Coronavirus | Not all convalescent plasma may have protective effect

There are at least three kinds of antibodies produced in an infection: IgG, IgA, IgB but the neutralising effect was most visible only in the case of the IgGs

September 17, 2020 04:32 pm | Updated September 18, 2020 12:55 am IST - NEW DELHI

A doctor holds a bag of blood plasma donated by a coronavirus survivor. File

A doctor holds a bag of blood plasma donated by a coronavirus survivor. File

Not all plasma from those who’ve recovered from COVID-19 in India may contain enough protective antibodies, says a multi-institutional study led by researchers in the country and the United States.

Also read: Coronavirus | Plasma therapy may look promising in treating COVID-19, but it is no magic bullet

When scientists checked the antibodies from 42 persons who had mild to moderate infection and had recovered, 38 of them expressed IgG (Immunoglobulin G) responses — the antibodies that are produced a week or two of the infection. However, only “half of them had appreciable neutralising antibody titres,” say the scientists in a paper uploaded on BioArxiv , an online repository of scientific papers and are usually yet to be peer-reviewed.

Plasma therapy, the administration of filtered serum from the blood of those who had recovered from the infection to those who are battling it, is among the permitted off-label interventions recommended by the Indian Council of Medical Research (ICMR) in patients with moderate disease but whose oxygen saturation levels aren’t improving despite the use of steroids.

However, in the PLACID trial, among the largest studies of its kind and spread across 39 hospitals and 464 participants, the ICMR concluded that plasma therapy neither helped reduce mortality nor prevented moderately ill patients from manifesting severe COVID-19 disease.
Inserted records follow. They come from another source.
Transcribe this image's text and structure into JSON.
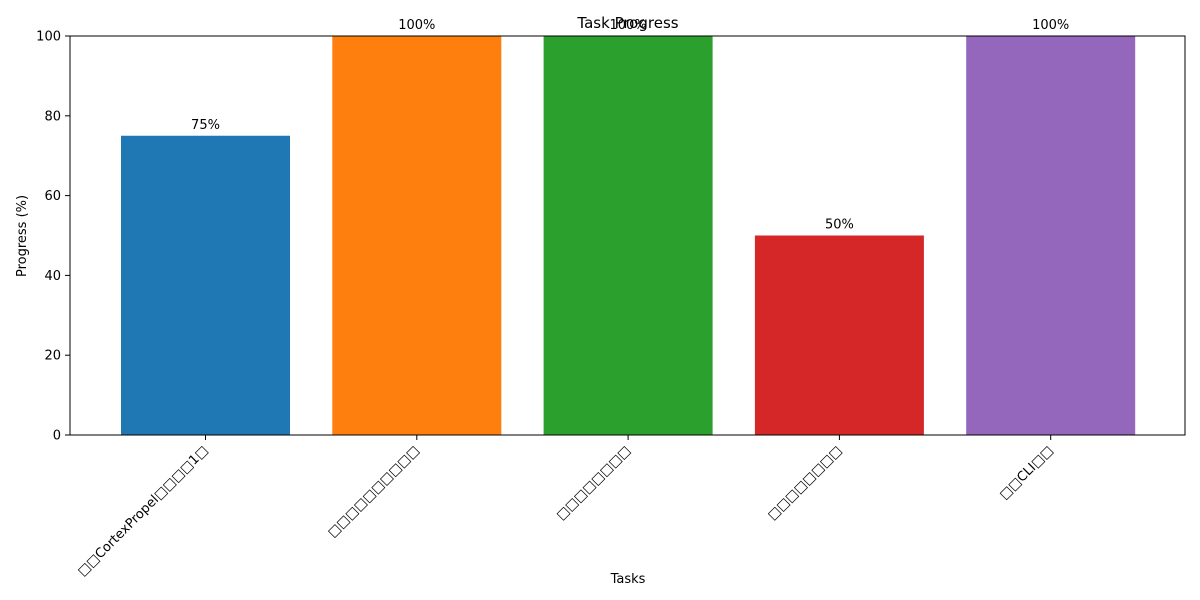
{
  "chart_data": {
    "type": "bar",
    "title": "Task Progress",
    "xlabel": "Tasks",
    "ylabel": "Progress (%)",
    "ylim": [
      0,
      100
    ],
    "yticks": [
      0,
      20,
      40,
      60,
      80,
      100
    ],
    "categories": [
      "□□CortexPropel□□□□1□",
      "□□□□□□□□□□",
      "□□□□□□□□",
      "□□□□□□□□",
      "□□CLI□□"
    ],
    "values": [
      75,
      100,
      100,
      50,
      100
    ],
    "value_labels": [
      "75%",
      "100%",
      "100%",
      "50%",
      "100%"
    ],
    "colors": [
      "#1f77b4",
      "#ff7f0e",
      "#2ca02c",
      "#d62728",
      "#9467bd"
    ],
    "grid": false,
    "legend": "none"
  }
}
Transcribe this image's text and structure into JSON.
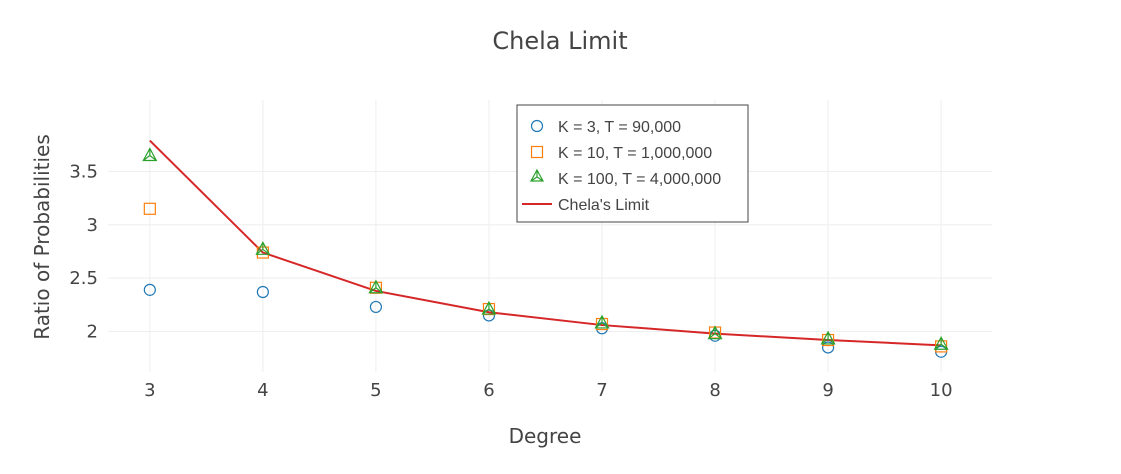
{
  "chart_data": {
    "type": "scatter",
    "title": "Chela Limit",
    "xlabel": "Degree",
    "ylabel": "Ratio of Probabilities",
    "x": [
      3,
      4,
      5,
      6,
      7,
      8,
      9,
      10
    ],
    "xlim": [
      2.63,
      10.45
    ],
    "ylim": [
      1.62,
      4.17
    ],
    "xticks": [
      "3",
      "4",
      "5",
      "6",
      "7",
      "8",
      "9",
      "10"
    ],
    "yticks": [
      "2",
      "2.5",
      "3",
      "3.5"
    ],
    "grid": true,
    "legend_position": "top-center",
    "series": [
      {
        "name": "K = 3, T = 90,000",
        "mode": "markers",
        "marker": "circle",
        "color": "#1f77b4",
        "values": [
          2.39,
          2.37,
          2.23,
          2.15,
          2.03,
          1.96,
          1.85,
          1.81
        ]
      },
      {
        "name": "K = 10, T = 1,000,000",
        "mode": "markers",
        "marker": "square",
        "color": "#ff7f0e",
        "values": [
          3.15,
          2.74,
          2.41,
          2.21,
          2.07,
          1.99,
          1.92,
          1.86
        ]
      },
      {
        "name": "K = 100, T = 4,000,000",
        "mode": "markers",
        "marker": "triangle",
        "color": "#2ca02c",
        "values": [
          3.65,
          2.77,
          2.41,
          2.21,
          2.08,
          1.98,
          1.93,
          1.88
        ]
      },
      {
        "name": "Chela's Limit",
        "mode": "lines",
        "color": "#d62728",
        "values": [
          3.79,
          2.74,
          2.38,
          2.18,
          2.06,
          1.98,
          1.92,
          1.87
        ]
      }
    ]
  }
}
Also read: Coronavirus | Plasma therapy didn’t help COVID-19 patients: ICMR

Director General of ICMR Dr. Balram Bhargava said on Wednesday that the PLACID results hadn’t been ‘peer-reviewed’ and only after that would the organisation consider changes to recommendations in plasma use as therapy. Several hospitals in India continue to advise caregivers — frequently through their own means — to procure plasma for ailing patients.

“Neutralising response”

The latest study underscored that only those IgG antibodies that bound to the receptor binding region of the coronavirus spike protein, which attaches itself to the body’s healthy cells and infiltrates, had a “neutralising response.” Antibodies that bound to other parts of the virus didn’t succeed in provoking such a response. Thus, doctors, when assessing plasma therapy, would be well served to evaluate the quality of the plasma via an assay, or a chemical test, that specifically evaluates the levels of RBD (receptor-binding domain)-specific IgG titres and not just crude IgG levels.

Also read: Experts question FDA nod for emergency use of plasma therapy

There are at least three kinds of antibodies produced in an infection: IgG, IgA, IgB but the neutralising effect was most visible only in the case of the IgGs, the authors noted.

“It’s important to note that many Indian government agencies and institutions are already making efforts to bring these RBD-based IgG assays more widely available, and thus this study is very relevant and timely to scientifically validate these efforts,” the ICGEB-Emory said in a statement.

The ICMR-funded study is led by Anmol Chandele and Kaja Murali Krishna of the ICGEB-Emory Vaccine Center at the International Centre for Genetic Engineering and Biotechnology. Done in collaboration with ICMR-National Institute of Malaria Research, Dept of Biotechnology and the Emory Vaccine Center, Atlanta, it doesn't explain why many with antibodies didn’t express neutralising responses, but conjectured that it could have to do with inter-individual differences in human immune responses associated with variants of the virus, the initial viral loads that those infected were exposed to, genetic factors and disease severity.

Previous studies have shown that there are relatively higher neutralising antibodies in COVID-19 hospitalised patients during the acute febrile phase, or in recovered individuals that were previously hospitalised with severe COVID-19 disease.